Friday, January 31, 2014

Wide Narrow Wide

Saw a fascinating video the other day

For the first time it explained how laying off the club helps close the face. It's physics proved by simulation. I love golf research instead of golf instruction based on ideas or methodologies. So I started working again on laying off the club and wondering how to do that. Then I got back onto Bradley Hughes and how he talked about starting the club upright on the backswing helps to create a loop that then helps layoff the club at the top at the transition. Martin Ayers kinda gets into this too with his power move.

Anyway I've tried doing this "transition" move before and really struggled with it as it just felt like I was trying to whip the club and I had no control over the club. This time just thinking about it differently and introducing a wide-narrow-wide into the loop and it made more sense or felt more natural. Then while also hitting I saw this guy who really bombs it from the back and he has that wide-narrow-wide move as well and you can just see how it concentrates all the power into impact. He looked like a baseball hitter on his follow through.

I'm also wondering if this will affect my timing and help with my right elbow problem?

Well here's the proof of the change which you can see with Skypro really easily.



You can really see how it's just two very different swings.
It's also done several other things all at once:

  • I'm getting that "crunching" and shifting forward on the transition that I noticed all the good players have and throughout the years I've tried to imitate by really shifting my weight to the left or sticking out my left hip. These techniques made the swing look a little better but still not quite right. Now it just looks right.
  • I have a head drop on the downswing now which all the good players have. And I'm doing this without even thinking about it.

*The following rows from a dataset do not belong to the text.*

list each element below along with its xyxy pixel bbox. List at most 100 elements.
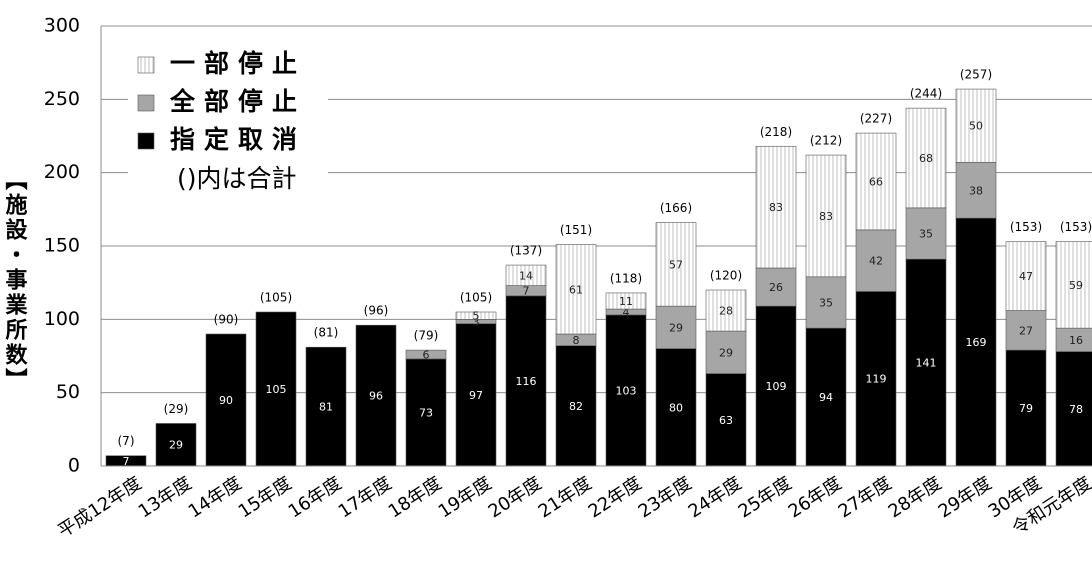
- total-label: (218): [760, 125, 792, 139]
- y-tick-label: 150: [44, 235, 80, 257]
- total-label: (96): [364, 304, 389, 318]
- total-label: (227): [860, 112, 892, 126]
- segment-label: 5: [473, 310, 480, 323]
- segment-label: 119: [866, 373, 887, 386]
- total-label: (153): [1010, 220, 1042, 234]
- legend-swatch: [137, 94, 155, 112]
- x-tick-label: 15年度: [235, 473, 296, 523]
- segment-label: 116: [516, 375, 537, 388]
- x-tick-label: 21年度: [535, 473, 596, 523]
- x-tick-label: 13年度: [135, 473, 196, 523]
- total-label: (137): [510, 244, 542, 258]
- segment-label: 96: [369, 390, 383, 403]
- x-tick-label: 25年度: [735, 473, 796, 523]
- segment-label: 42: [869, 255, 883, 268]
- bar-segment: [355, 324, 397, 467]
- segment-label: 29: [719, 346, 733, 359]
- bar-segment: [755, 145, 797, 269]
- bar-segment: [855, 132, 897, 231]
- bar-segment: [705, 330, 747, 374]
- segment-label: 29: [669, 321, 683, 334]
- segment-label: 57: [669, 258, 683, 271]
- x-tick-label: 17年度: [335, 473, 396, 523]
- bar-segment: [655, 222, 697, 307]
- bar-segment: [405, 349, 447, 360]
- total-label: (166): [660, 201, 692, 215]
- bar-segment: [755, 267, 797, 307]
- y-tick-label: 200: [44, 161, 80, 183]
- bar-segment: [1005, 241, 1047, 311]
- bar-segment: [955, 217, 997, 467]
- segment-label: 4: [623, 306, 630, 319]
- bar-segment: [1055, 241, 1092, 329]
- bar-segment: [1055, 351, 1092, 467]
- total-label: (105): [460, 291, 492, 305]
- total-label: (212): [810, 134, 842, 148]
- bar-segment: [955, 88, 997, 163]
- segment-label: 35: [819, 296, 833, 309]
- total-label: (153): [1060, 220, 1092, 234]
- segment-label: 6: [423, 349, 430, 362]
- x-tick-label: 29年度: [935, 473, 996, 523]
- segment-label: 7: [523, 285, 530, 298]
- segment-label: 27: [1019, 324, 1033, 337]
- total-label: (90): [214, 313, 239, 327]
- segment-label: 50: [969, 120, 983, 133]
- legend-swatch: [137, 56, 155, 74]
- bar-segment: [555, 244, 597, 335]
- segment-label: 169: [966, 336, 987, 349]
- segment-label: 66: [869, 175, 883, 188]
- segment-label: 29: [169, 439, 183, 452]
- legend-note: ()内は合計: [177, 164, 297, 193]
- total-label: (257): [960, 68, 992, 82]
- total-label: (79): [414, 329, 439, 343]
- segment-label: 8: [573, 334, 580, 347]
- legend-label: 一部停止: [170, 49, 306, 78]
- legend-label: 全部停止: [169, 87, 306, 116]
- bar-segment: [705, 289, 747, 332]
- y-axis-label: 【施設・事業所数】: [2, 168, 28, 393]
- x-tick-label: 14年度: [185, 473, 246, 523]
- x-tick-label: 平成12年度: [54, 473, 145, 542]
- bar-segment: [805, 327, 847, 467]
- bar-segment: [855, 291, 897, 467]
- total-label: (81): [314, 326, 339, 340]
- bar-segment: [555, 345, 597, 467]
- bar-segment: [605, 292, 647, 310]
- segment-label: 80: [669, 401, 683, 414]
- segment-label: 73: [419, 406, 433, 419]
- bar-segment: [905, 207, 947, 260]
- bar-segment: [255, 311, 297, 467]
- x-tick-label: 18年度: [385, 473, 446, 523]
- segment-label: 83: [819, 210, 833, 223]
- x-tick-label: 20年度: [485, 473, 546, 523]
- x-tick-label: 16年度: [285, 473, 346, 523]
- segment-label: 11: [619, 295, 633, 308]
- bar-segment: [655, 305, 697, 349]
- x-tick-label: 28年度: [885, 473, 946, 523]
- legend-swatch: [137, 132, 155, 150]
- segment-label: 82: [569, 400, 583, 413]
- bar-segment: [805, 154, 847, 278]
- segment-label: 28: [719, 305, 733, 318]
- y-tick-label: 50: [56, 381, 80, 403]
- segment-label: 81: [319, 401, 333, 414]
- bar-segment: [655, 348, 697, 467]
- segment-label: 79: [1019, 402, 1033, 415]
- segment-label: 47: [1019, 270, 1033, 283]
- segment-label: 105: [266, 383, 287, 396]
- segment-label: 59: [1069, 279, 1083, 292]
- total-label: (120): [710, 269, 742, 283]
- bar-segment: [755, 305, 797, 467]
- segment-label: 103: [616, 384, 637, 397]
- x-tick-label: 22年度: [585, 473, 646, 523]
- total-label: (244): [910, 87, 942, 101]
- segment-label: 14: [519, 269, 533, 282]
- bar-segment: [505, 264, 547, 286]
- bar-segment: [805, 276, 847, 329]
- segment-label: 97: [469, 389, 483, 402]
- segment-label: 16: [1069, 334, 1083, 347]
- bar-segment: [905, 107, 947, 209]
- bar-segment: [705, 373, 747, 467]
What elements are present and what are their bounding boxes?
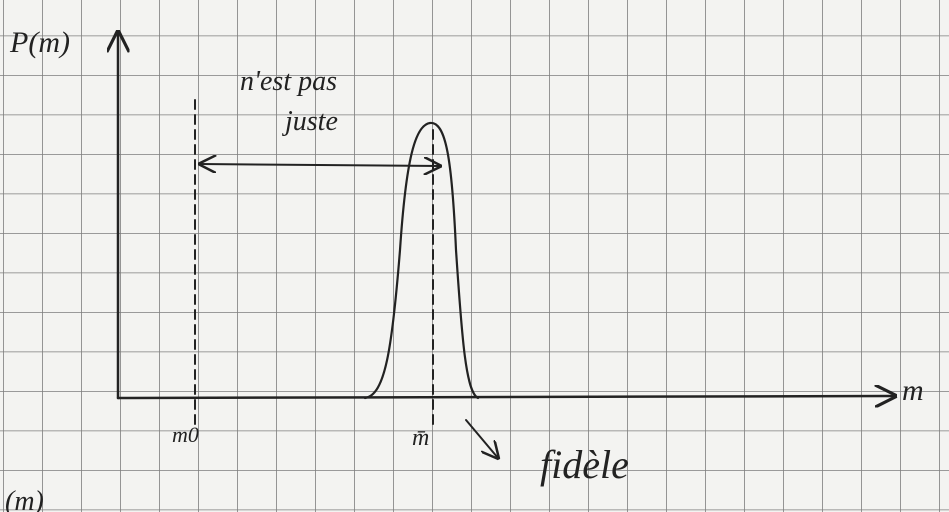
grid-paper bbox=[0, 0, 949, 512]
corner-text: (m) bbox=[5, 486, 44, 512]
annotation-line: n'est pas bbox=[240, 66, 337, 97]
y-axis-label: P(m) bbox=[9, 26, 70, 59]
reference-label: m0 bbox=[172, 422, 199, 447]
sketch: P(m) m n'est pas juste m0 m̄ fidèle (m) bbox=[0, 0, 949, 512]
note: fidèle bbox=[540, 442, 629, 487]
annotation-line: juste bbox=[282, 106, 338, 137]
page: P(m) m n'est pas juste m0 m̄ fidèle (m) … bbox=[0, 0, 949, 512]
mean-label: m̄ bbox=[412, 425, 429, 451]
x-axis-label: m bbox=[902, 374, 924, 407]
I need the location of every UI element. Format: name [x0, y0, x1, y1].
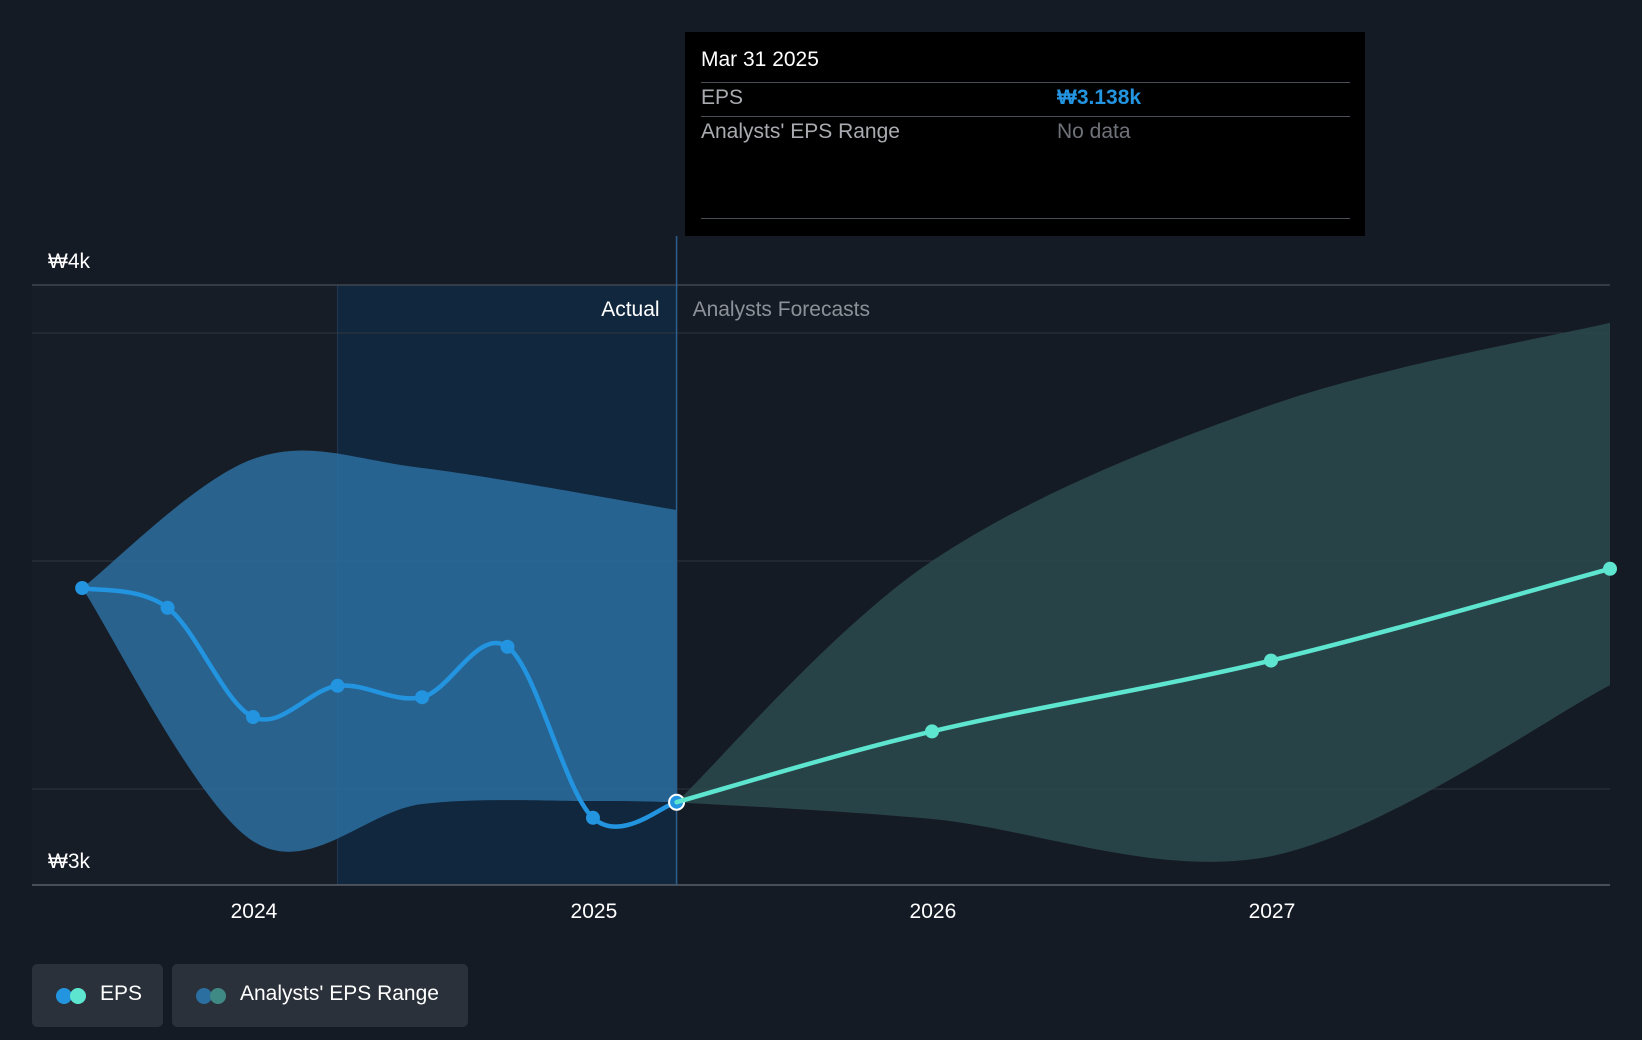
legend-item-analysts-range[interactable]: Analysts' EPS Range: [172, 964, 468, 1027]
eps-point: [924, 724, 939, 739]
y-tick-label: ₩4k: [48, 250, 91, 273]
eps-legend-icon: [56, 988, 86, 1004]
tooltip: Mar 31 2025 EPS ₩3.138k Analysts' EPS Ra…: [685, 32, 1365, 236]
tooltip-date: Mar 31 2025: [701, 48, 819, 71]
legend-label-analysts-range: Analysts' EPS Range: [240, 982, 439, 1005]
analysts-eps-range-band: [82, 450, 677, 852]
tooltip-range-value: No data: [1057, 120, 1131, 143]
eps-line: [79, 585, 679, 829]
legend-item-eps[interactable]: EPS: [32, 964, 163, 1027]
range-legend-icon: [196, 988, 226, 1004]
analysts-eps-range-band: [676, 322, 1610, 862]
actual-label: Actual: [601, 298, 659, 321]
tooltip-divider: [701, 218, 1350, 219]
y-tick-label: ₩3k: [48, 850, 91, 873]
eps-point: [500, 639, 515, 654]
eps-point: [75, 581, 90, 595]
eps-point: [246, 710, 261, 724]
x-tick-label: 2026: [910, 900, 957, 923]
eps-point: [1603, 561, 1617, 576]
eps-point: [330, 678, 345, 693]
x-tick-label: 2027: [1249, 900, 1296, 923]
tooltip-eps-label: EPS: [701, 86, 744, 109]
x-tick-label: 2025: [571, 900, 618, 923]
tooltip-range-label: Analysts' EPS Range: [701, 120, 900, 143]
eps-point: [1263, 653, 1278, 668]
x-tick-label: 2024: [231, 900, 278, 923]
eps-point: [160, 600, 175, 615]
eps-point: [585, 810, 600, 825]
eps-point: [415, 690, 430, 705]
forecast-label: Analysts Forecasts: [693, 298, 870, 321]
tooltip-divider: [701, 82, 1350, 83]
legend-label-eps: EPS: [100, 982, 143, 1005]
tooltip-eps-value: ₩3.138k: [1057, 86, 1142, 109]
tooltip-divider: [701, 116, 1350, 117]
eps-line: [674, 566, 1613, 805]
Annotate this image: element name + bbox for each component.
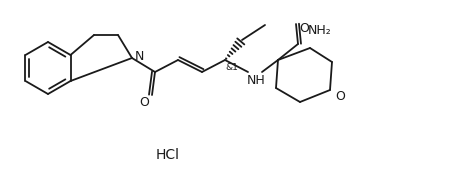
- Text: NH₂: NH₂: [308, 24, 332, 36]
- Text: &1: &1: [225, 64, 238, 73]
- Text: O: O: [139, 96, 149, 109]
- Text: O: O: [335, 89, 345, 102]
- Text: O: O: [299, 21, 309, 35]
- Text: NH: NH: [247, 74, 265, 86]
- Text: N: N: [134, 51, 144, 64]
- Text: HCl: HCl: [156, 148, 180, 162]
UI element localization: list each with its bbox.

So I would consider wide-narrow-wide one of the simple fundamental things to include in a swing to make it correct. The hard part was finding a swing thought or image to make it feel natural. I showed it to my son who was already doing it a little bit but is now doing it more and he said it definitely changed his ball flight and gave him more power. So this is staying in the bag. Here's an after video.



Thursday, January 30, 2014

Lag and Power

I brushed off the Skypro the other day since I saw that they had put up Natalie Gulbis' swing. I compared her swing to mine and one thing that really stood out to me as a difference was the wide-narrow-wide in her swing and how mine was basically getting to be narrow-narrow-narrow. I've also been using the swing speed radar to see if there are any changes to speed with the different swing changes that I'm making. Well I was at the range and had three different swings that each hit the ball ok but with different ball flights. One was my current swing, one was really concentrating on rotating through the ball and trying to keep my right elbow bent before impact, and one was going back to the Bradley Hughes swing which I somehow got away from. This last swing gave me the highest swing speed and is probably the most correct one but I didn't have my camera so I couldn't verify!! But after thinking about the swing and looking at pro swings I think it's correct. I don't know how I drifted away from this swing.

It goes back to trying to get more lag speed in my swing. I need to go wide-narrow-wide and find the slot. Then just groove this swing except this time incorporating the other moves that I've since learned such as swinging under plane. Also I'm thinking that before when I was learning this swing I tried to keep my right elbow off my hip like Jim Furyk but this time I'll try to get it more in my belly. I'm hoping this will also help with the right elbow being bent by changing the timing of my swing. Another thing to try differently this time is being flat with this swing like Ben Hogan, last time I was real upright.